Getting UTF-8 and MySQL to work with ColdFusion 9 ORM

A question I've seen show up quite often in Hibernate forums is 'How do
I get Hibernate to generate UTF-8 Compliant Tables and/or columns when
it generates my database tables when using mySQL?'

It's
actually, quite easy to do, but often (myself included), people end up
looking deep into Hibernate for some mysterious setting.

In
reality, it's just a question of setting up your database correctly. 
The first thing you need to do is set your database to use UTF-8
character coding as its default, like so, when creating it:


create database my_new_database default CHARACTER SET = utf8 default COLLATE = utf8_general_ci;


This will ensure all tables that are created by ColdFusion's ORM are created with a UTF-8 character set.

That being said, I have seen issues when data is being sent up to MySQL in UTF-8 form getting corrupted.  To ensure the database drivers use the correct character set as well we add useUnicode=true&characterEncoding=UTF-8 to our MySQL connection string in the ColdFusion Admin under the datasource's Advanced Settings.

There you go! UTF-8 support in mySQL with ColdFusion ORM!

Leave a Comment

Comments

  • Paul | August 26, 2009

    …and of course make sure the version of mySQL actually supports unicode (i think 4 & above??).

    what about sql server?

  • Ben Nadel | August 29, 2009

    Mark, good tip. I had a beast of a time trying to get UTF to work on one database (outside of an ORM setup). Had to eventually bring Oguz in to help out, which he did masterfully. It all came down to default collation.

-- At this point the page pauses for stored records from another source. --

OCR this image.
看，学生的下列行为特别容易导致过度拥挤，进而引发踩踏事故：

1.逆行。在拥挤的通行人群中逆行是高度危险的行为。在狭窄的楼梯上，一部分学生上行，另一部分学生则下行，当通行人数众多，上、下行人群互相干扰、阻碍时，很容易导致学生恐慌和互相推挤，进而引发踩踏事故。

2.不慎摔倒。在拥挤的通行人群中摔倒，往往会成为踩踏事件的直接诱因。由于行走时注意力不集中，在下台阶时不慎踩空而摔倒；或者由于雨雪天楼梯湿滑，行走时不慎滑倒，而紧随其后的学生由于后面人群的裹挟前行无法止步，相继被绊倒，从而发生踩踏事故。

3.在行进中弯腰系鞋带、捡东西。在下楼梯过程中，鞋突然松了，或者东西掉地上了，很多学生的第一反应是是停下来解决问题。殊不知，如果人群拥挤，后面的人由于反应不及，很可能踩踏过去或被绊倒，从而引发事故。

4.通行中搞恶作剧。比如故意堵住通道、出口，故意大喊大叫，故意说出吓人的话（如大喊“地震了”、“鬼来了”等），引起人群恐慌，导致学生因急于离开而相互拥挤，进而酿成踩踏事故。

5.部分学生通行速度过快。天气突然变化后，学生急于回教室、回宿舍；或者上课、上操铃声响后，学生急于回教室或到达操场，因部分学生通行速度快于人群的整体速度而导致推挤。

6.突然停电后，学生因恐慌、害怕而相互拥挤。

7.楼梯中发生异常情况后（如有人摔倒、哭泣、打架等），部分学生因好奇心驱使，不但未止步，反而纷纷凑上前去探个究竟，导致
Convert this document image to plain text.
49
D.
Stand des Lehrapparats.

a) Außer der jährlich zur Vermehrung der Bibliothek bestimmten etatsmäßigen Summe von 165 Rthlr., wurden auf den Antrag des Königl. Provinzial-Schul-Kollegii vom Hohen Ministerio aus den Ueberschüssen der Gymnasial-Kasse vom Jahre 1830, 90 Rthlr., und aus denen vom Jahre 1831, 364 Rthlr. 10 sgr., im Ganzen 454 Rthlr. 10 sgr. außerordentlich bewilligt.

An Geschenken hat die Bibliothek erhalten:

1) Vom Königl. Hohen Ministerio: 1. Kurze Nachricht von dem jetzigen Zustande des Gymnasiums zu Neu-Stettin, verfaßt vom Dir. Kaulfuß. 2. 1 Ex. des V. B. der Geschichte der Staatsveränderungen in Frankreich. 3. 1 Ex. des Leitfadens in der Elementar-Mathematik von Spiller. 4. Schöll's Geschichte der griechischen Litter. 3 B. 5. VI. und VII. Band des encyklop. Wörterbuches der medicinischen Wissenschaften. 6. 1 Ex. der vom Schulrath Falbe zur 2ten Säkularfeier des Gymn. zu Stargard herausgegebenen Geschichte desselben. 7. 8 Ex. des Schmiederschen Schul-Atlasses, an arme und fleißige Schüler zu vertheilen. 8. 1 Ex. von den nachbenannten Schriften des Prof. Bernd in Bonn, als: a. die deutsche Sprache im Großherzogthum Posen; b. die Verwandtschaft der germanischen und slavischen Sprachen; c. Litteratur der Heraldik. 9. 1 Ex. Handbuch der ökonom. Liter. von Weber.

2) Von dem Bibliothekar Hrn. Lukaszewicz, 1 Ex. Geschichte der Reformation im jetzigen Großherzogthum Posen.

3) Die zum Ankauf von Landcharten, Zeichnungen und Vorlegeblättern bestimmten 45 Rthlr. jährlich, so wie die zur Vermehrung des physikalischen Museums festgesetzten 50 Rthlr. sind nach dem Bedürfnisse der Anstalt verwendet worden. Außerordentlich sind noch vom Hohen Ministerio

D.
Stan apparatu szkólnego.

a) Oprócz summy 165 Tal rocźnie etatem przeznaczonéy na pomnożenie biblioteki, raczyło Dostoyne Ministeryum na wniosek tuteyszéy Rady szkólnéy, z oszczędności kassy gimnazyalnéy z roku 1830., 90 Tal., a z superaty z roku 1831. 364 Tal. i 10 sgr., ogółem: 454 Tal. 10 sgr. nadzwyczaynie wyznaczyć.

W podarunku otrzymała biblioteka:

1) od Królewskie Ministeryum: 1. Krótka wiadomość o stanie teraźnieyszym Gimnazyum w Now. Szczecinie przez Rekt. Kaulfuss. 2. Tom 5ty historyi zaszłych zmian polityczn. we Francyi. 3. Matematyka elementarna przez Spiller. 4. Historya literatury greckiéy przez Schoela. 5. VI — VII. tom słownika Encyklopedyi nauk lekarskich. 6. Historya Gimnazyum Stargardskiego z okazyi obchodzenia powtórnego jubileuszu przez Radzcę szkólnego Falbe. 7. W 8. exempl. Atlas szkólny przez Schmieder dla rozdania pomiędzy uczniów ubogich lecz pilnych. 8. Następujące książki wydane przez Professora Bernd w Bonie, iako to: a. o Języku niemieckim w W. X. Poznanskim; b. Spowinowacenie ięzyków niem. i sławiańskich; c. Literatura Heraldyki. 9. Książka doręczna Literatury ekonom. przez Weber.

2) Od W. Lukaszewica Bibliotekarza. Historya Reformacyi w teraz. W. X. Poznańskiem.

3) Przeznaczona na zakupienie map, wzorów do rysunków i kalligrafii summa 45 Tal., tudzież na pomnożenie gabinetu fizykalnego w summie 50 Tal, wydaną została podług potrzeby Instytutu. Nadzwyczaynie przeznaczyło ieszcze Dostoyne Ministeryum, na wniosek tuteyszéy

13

  • Christian St.Germain | May 8, 2010

    I have developed an application with CF8 and MySQL 5. Some of the data fields are encrypted using the MySQL AES_ENCRYPT function for INSERT and UPDATE and the AES_DECRYPT function for SELECT.

    Queries (and dumps) all run fine with either SQL statements alone or with cfc and cfm scripts. With CF9 however, the encrypted fields are returned as binary even though the SQL statements themselves all run fine. I can overcome this be recoding he relevant cfm using CharsetEncode(datafield, "utf-8") but this results in an error when used with CF8. Any thoughts or suggestions would be greatly appreciated.